Пока я осыпал ее проклятиями, женщина стояла неподвижно, но, как только моя речь оборвалась вследствие внезапно нахлынувшей слабости, она шагнула вперед, резким движением сбросила с себя покрывало и осталась в тонкой, полупрозрачной тунике, едва доходившей ей до колен. Да, ее лицо было страшным: крючковатый нос свисал через бородавку на верхней губе и едва не касался острого подбородка, заросшего колючей серой щетиной, щеки сухими складками обвисали на скулах, но глаза, глубоко утопленные в морщинистых глазницах, горели яростным и страстным огнем. Однако под верхним краем туники, отделявшем шею от плеч, мои глаза различили атласный блеск молодой кожи, туго облегавшей высокие острые груди, впалый мускулистый живот и чресла с темным шелковистым пятном лобка в средостении точеных бедер. Я бросил взгляд на юного оруженосца, замершего в ожидании дальнейших приказаний: мальчишка спал, опираясь на древко опахала и слегка покачиваясь во сне. Но когда я крикнул, чтобы он погасил плошку, оруженосец вздрогнул, выпрямился и взмахнул веером.

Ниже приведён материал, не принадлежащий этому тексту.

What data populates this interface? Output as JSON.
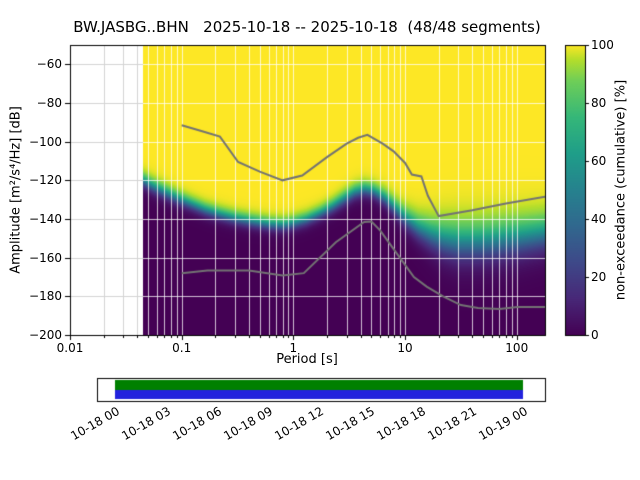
{
  "chart_data": {
    "type": "heatmap",
    "title": "BW.JASBG..BHN   2025-10-18 -- 2025-10-18  (48/48 segments)",
    "station": "BW.JASBG..BHN",
    "date_range": "2025-10-18 -- 2025-10-18",
    "segments_used": 48,
    "segments_total": 48,
    "xlabel": "Period [s]",
    "ylabel": "Amplitude [m²/s⁴/Hz] [dB]",
    "xscale": "log",
    "grid": true,
    "xlim": [
      0.01,
      179
    ],
    "ylim": [
      -200,
      -50
    ],
    "xticks": [
      0.01,
      0.1,
      1,
      10,
      100
    ],
    "xtick_labels": [
      "0.01",
      "0.1",
      "1",
      "10",
      "100"
    ],
    "yticks": [
      -60,
      -80,
      -100,
      -120,
      -140,
      -160,
      -180,
      -200
    ],
    "ytick_labels": [
      "−60",
      "−80",
      "−100",
      "−120",
      "−140",
      "−160",
      "−180",
      "−200"
    ],
    "colorbar": {
      "label": "non-exceedance (cumulative) [%]",
      "ticks": [
        0,
        20,
        40,
        60,
        80,
        100
      ],
      "colormap": "viridis",
      "stops": [
        [
          0.0,
          "#440154"
        ],
        [
          0.125,
          "#482878"
        ],
        [
          0.25,
          "#3e4989"
        ],
        [
          0.375,
          "#31688e"
        ],
        [
          0.5,
          "#26828e"
        ],
        [
          0.625,
          "#1f9e89"
        ],
        [
          0.75,
          "#35b779"
        ],
        [
          0.875,
          "#6ece58"
        ],
        [
          0.95,
          "#b5de2b"
        ],
        [
          1.0,
          "#fde725"
        ]
      ]
    },
    "distribution": {
      "comment": "cumulative non-exceedance boundary: median dB level and transition spread per period",
      "min_period": 0.045,
      "periods": [
        0.045,
        0.055,
        0.07,
        0.09,
        0.12,
        0.16,
        0.22,
        0.3,
        0.42,
        0.6,
        0.8,
        1.0,
        1.3,
        1.7,
        2.2,
        2.8,
        3.5,
        4.3,
        5.2,
        6.5,
        8.0,
        10,
        13,
        17,
        22,
        30,
        45,
        70,
        110,
        179
      ],
      "median_db": [
        -120,
        -123,
        -126,
        -129,
        -132,
        -135,
        -137.5,
        -139.5,
        -141,
        -142.5,
        -143,
        -142,
        -140,
        -137,
        -133.5,
        -129.5,
        -126,
        -124.5,
        -125.5,
        -129,
        -134,
        -139.5,
        -144.5,
        -148,
        -150.5,
        -152,
        -152,
        -151,
        -149.5,
        -147.5
      ],
      "spread_db": [
        2,
        2,
        2,
        1.9,
        1.8,
        1.8,
        1.8,
        1.8,
        1.8,
        1.8,
        1.8,
        1.8,
        1.8,
        1.8,
        1.9,
        2,
        2,
        2,
        2,
        2.2,
        2.4,
        2.8,
        3.4,
        4.2,
        5,
        5.5,
        5.5,
        5.5,
        5.3,
        5
      ]
    },
    "noise_models": {
      "color": "#737373",
      "high": {
        "periods": [
          0.1,
          0.15,
          0.22,
          0.32,
          0.5,
          0.8,
          1.2,
          2.0,
          3.0,
          3.8,
          4.6,
          6.3,
          7.9,
          10.0,
          11.5,
          14.0,
          16.0,
          20.0,
          40.0,
          80.0,
          179.0
        ],
        "db": [
          -91.5,
          -94.5,
          -97.4,
          -110.5,
          -115.5,
          -120.0,
          -117.5,
          -108.0,
          -101.0,
          -98.0,
          -96.5,
          -101.0,
          -105.0,
          -111.0,
          -117.0,
          -118.0,
          -128.0,
          -138.5,
          -135.5,
          -132.0,
          -128.5
        ]
      },
      "low": {
        "periods": [
          0.1,
          0.17,
          0.4,
          0.8,
          1.24,
          2.4,
          4.3,
          5.0,
          6.0,
          10.0,
          12.0,
          15.6,
          21.9,
          31.6,
          45.0,
          70.0,
          101.0,
          154.0,
          179.0
        ],
        "db": [
          -168.0,
          -166.7,
          -166.7,
          -169.2,
          -168.0,
          -152.0,
          -141.5,
          -141.3,
          -146.0,
          -163.7,
          -170.0,
          -175.0,
          -180.0,
          -184.5,
          -186.0,
          -186.5,
          -185.5,
          -185.5,
          -185.5
        ]
      }
    },
    "timeline": {
      "labels": [
        "10-18 00",
        "10-18 03",
        "10-18 06",
        "10-18 09",
        "10-18 12",
        "10-18 15",
        "10-18 18",
        "10-18 21",
        "10-19 00"
      ],
      "coverage_color": "#008000",
      "secondary_color": "#2222dd"
    }
  }
}
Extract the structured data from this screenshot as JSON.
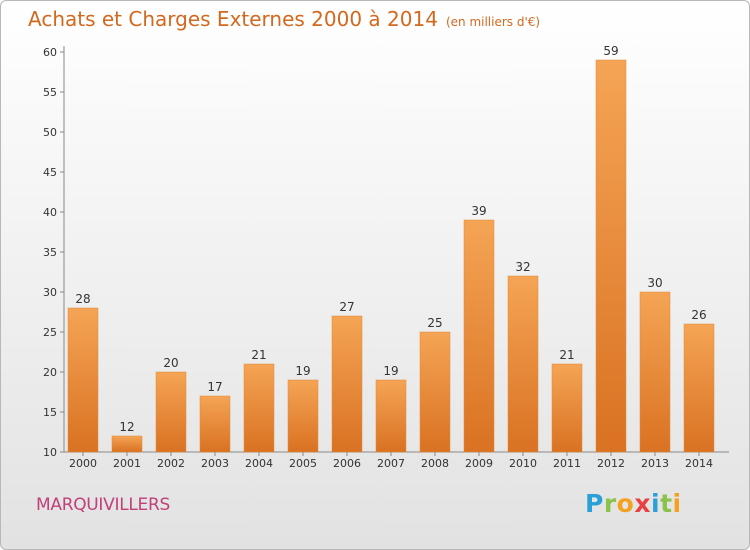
{
  "header": {
    "title": "Achats et Charges Externes 2000 à 2014",
    "unit": "(en milliers d'€)"
  },
  "footer": {
    "commune": "MARQUIVILLERS",
    "logo": "Proxiti"
  },
  "colors": {
    "bar_top": "#f5a455",
    "bar_bottom": "#d97222",
    "title": "#d2691e",
    "commune": "#c0407a"
  },
  "chart_data": {
    "type": "bar",
    "title": "Achats et Charges Externes 2000 à 2014",
    "subtitle": "(en milliers d'€)",
    "xlabel": "",
    "ylabel": "",
    "categories": [
      "2000",
      "2001",
      "2002",
      "2003",
      "2004",
      "2005",
      "2006",
      "2007",
      "2008",
      "2009",
      "2010",
      "2011",
      "2012",
      "2013",
      "2014"
    ],
    "values": [
      28,
      12,
      20,
      17,
      21,
      19,
      27,
      19,
      25,
      39,
      32,
      21,
      59,
      30,
      26
    ],
    "ylim": [
      10,
      60
    ],
    "yticks": [
      10,
      15,
      20,
      25,
      30,
      35,
      40,
      45,
      50,
      55,
      60
    ],
    "grid": false,
    "legend": "none"
  }
}
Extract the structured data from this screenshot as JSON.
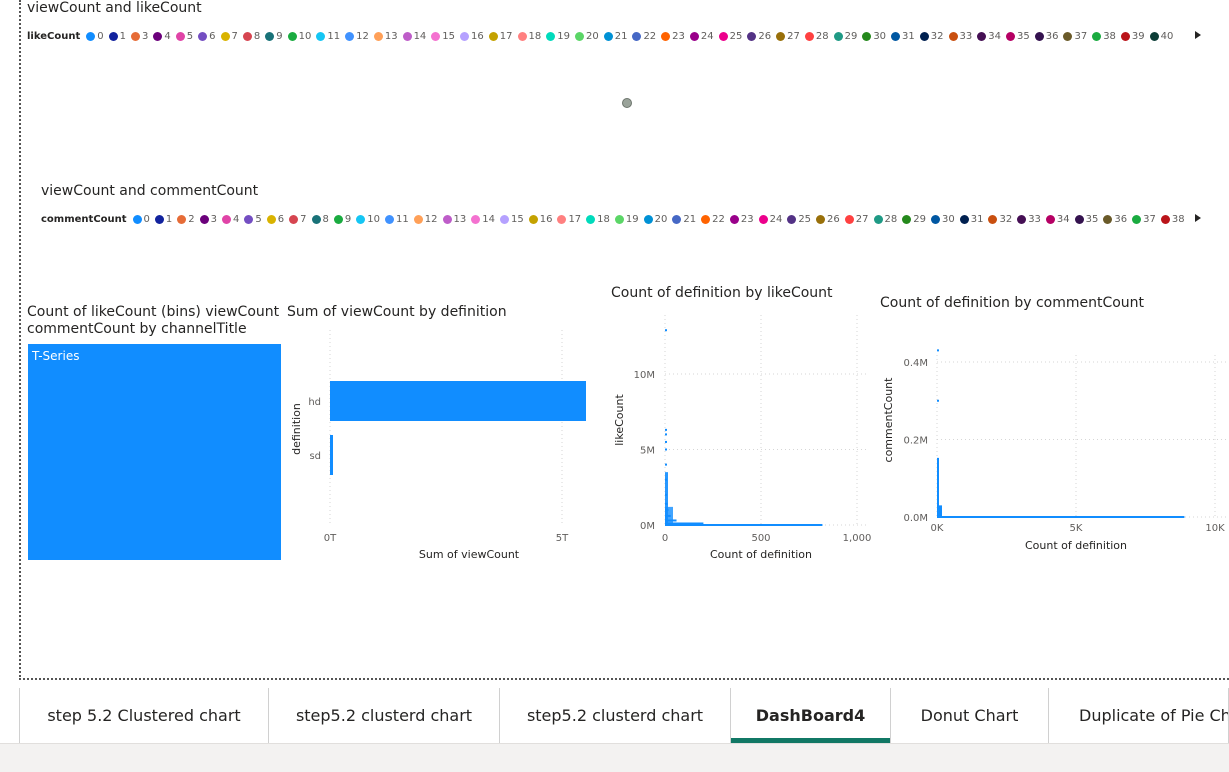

В шатре воцарился непроглядный мрак.
– Испугался, повелитель? – послышался страстный шепот из тьмы. – Не бойся, солдат, ты победил, получи свою награду, возьми меня!
Жаркая кровь бросилась мне в голову и кипящим металлом наполнила чресла. Я откинул плащ, протянул руки, но вместо трепещущих женских бедер ощутил в ладонях жесткие края невидимого предмета, на ощупь напоминавшего бронзовый щит средних размеров. Внезапно под куполом шатра вспыхнул свет, и я увидел, что держу в руках круглое серебряное зеркало, сквозь запотевшую поверхность которого проступают размытые очертания человеческого лица. Я упер нижний край зеркала в грудь, смазал ладонью влажный бисер и едва не вскрикнул от ужаса: из мерцающей глубины зазеркалья на меня смотрел Иль Хаан.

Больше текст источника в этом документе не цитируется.